Voici les postulats du test de Kruskal-Wallis :
kruskal.test(df$Petal.Length ~ df$Species)
##
## Kruskal-Wallis rank sum test
##
## data: df$Petal.Length by df$Species
## Kruskal-Wallis chi-squared = 130.41, df = 2, p-value < 2.2e-16
On peut encore une fois conclure que la longueur moyenne des pétales diffère significativement selon l’espèce de fleur (\(\chi^2(2) = 130,4; p < ,05\)).
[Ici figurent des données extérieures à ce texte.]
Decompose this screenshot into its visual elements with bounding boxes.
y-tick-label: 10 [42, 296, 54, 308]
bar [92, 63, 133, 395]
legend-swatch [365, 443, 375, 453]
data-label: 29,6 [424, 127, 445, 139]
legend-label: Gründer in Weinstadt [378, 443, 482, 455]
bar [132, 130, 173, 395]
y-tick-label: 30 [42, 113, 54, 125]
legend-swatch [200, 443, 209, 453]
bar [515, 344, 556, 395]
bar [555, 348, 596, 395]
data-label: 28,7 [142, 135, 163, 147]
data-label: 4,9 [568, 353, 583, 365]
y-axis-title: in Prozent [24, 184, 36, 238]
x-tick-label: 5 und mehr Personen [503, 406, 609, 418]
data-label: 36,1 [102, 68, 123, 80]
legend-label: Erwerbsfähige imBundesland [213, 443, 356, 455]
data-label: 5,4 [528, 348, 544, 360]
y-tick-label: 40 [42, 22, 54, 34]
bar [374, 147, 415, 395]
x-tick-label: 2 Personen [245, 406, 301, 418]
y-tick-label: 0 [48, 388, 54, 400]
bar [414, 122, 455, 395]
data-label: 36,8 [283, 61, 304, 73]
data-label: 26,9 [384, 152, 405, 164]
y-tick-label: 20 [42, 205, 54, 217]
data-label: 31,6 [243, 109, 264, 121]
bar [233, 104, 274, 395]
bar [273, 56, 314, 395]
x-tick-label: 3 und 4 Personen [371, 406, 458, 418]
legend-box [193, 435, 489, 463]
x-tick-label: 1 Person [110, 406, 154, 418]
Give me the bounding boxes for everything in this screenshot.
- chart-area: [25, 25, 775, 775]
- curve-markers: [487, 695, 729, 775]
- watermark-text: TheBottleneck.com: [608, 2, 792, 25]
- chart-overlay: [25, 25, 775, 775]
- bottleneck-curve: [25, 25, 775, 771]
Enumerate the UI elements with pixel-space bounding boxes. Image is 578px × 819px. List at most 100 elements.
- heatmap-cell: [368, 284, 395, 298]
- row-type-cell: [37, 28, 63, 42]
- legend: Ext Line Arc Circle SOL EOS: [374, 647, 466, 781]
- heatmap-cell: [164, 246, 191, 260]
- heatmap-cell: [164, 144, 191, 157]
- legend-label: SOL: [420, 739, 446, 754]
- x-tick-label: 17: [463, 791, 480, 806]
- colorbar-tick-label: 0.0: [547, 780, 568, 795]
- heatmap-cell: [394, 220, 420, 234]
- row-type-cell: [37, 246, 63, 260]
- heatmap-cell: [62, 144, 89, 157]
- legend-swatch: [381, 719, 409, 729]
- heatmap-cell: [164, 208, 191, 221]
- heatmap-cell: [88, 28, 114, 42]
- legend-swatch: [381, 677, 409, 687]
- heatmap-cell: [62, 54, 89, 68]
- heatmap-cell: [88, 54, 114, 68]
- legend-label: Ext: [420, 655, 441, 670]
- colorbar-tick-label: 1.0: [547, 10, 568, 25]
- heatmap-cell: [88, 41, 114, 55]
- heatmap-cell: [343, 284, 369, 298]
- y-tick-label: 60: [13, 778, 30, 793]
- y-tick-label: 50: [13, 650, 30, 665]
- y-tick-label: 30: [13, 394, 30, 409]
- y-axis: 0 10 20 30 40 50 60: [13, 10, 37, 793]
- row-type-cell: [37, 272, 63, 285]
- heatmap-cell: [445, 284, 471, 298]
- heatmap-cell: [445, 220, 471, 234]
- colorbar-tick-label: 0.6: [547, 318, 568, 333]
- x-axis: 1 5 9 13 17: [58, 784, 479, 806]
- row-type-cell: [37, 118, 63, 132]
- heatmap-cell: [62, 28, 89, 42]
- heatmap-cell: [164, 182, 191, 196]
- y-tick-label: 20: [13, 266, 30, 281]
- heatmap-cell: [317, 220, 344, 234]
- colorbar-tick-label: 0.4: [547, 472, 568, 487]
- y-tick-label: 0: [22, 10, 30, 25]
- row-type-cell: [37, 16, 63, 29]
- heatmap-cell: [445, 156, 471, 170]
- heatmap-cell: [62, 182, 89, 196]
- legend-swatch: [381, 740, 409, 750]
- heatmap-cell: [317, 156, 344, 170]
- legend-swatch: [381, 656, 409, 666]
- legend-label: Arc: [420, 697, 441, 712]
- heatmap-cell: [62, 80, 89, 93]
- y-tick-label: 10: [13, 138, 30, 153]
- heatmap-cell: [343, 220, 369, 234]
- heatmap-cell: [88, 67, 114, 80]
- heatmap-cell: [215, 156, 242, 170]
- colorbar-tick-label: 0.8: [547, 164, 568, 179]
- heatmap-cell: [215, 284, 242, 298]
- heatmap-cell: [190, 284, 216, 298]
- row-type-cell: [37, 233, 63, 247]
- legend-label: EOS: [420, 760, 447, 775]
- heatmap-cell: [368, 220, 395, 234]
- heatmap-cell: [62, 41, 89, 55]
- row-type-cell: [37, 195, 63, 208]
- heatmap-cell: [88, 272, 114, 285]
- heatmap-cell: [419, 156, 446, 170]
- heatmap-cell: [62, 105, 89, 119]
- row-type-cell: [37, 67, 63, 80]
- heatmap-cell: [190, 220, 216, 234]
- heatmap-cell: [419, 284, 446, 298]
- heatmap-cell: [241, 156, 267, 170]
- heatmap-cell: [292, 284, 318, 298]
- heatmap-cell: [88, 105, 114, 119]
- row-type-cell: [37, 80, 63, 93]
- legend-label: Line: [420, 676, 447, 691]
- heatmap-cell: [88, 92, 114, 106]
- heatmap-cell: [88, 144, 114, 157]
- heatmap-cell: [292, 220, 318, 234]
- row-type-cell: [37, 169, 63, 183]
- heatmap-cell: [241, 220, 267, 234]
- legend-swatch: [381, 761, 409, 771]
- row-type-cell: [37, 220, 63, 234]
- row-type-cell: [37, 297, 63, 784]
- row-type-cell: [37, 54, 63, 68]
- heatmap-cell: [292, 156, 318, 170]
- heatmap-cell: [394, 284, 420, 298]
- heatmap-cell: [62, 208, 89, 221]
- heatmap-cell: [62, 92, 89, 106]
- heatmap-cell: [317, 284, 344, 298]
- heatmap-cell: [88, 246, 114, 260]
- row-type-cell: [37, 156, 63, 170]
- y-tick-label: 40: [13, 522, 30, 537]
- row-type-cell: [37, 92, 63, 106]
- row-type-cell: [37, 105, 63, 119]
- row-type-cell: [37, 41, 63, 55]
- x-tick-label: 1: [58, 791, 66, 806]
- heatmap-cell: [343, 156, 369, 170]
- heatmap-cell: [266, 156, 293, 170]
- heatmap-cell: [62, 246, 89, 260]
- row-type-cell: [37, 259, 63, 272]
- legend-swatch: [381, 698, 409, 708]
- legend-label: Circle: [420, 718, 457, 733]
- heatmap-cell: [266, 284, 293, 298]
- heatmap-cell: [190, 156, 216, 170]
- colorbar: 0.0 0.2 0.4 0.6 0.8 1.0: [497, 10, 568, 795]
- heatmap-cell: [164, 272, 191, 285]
pairwise.wilcox.test(df$Petal.Length, df$Species,
p.adjust.method = "bonferroni")
##
## Pairwise comparisons using Wilcoxon rank sum test with continuity correction
##
## data: df$Petal.Length and df$Species
##
## setosa versicolor
## versicolor < 2e-16 -
## virginica < 2e-16 2.7e-16
##
## P value adjustment method: bonferroni
Note: Le critère d’ajustement de la valeur de p de Tukey
n’est pas disponible pour cette méthode. J’utilise donc la méthode de
correction de Bonferroni. D’autres méthodes sont disponibles. Pour les
consulter, exécuter le code suivant dans la console :
?p.adjust.methods
Le test post-hoc avec correction de Bonferroni indique que toutes les différences sont significatives (\(p < ,05\)).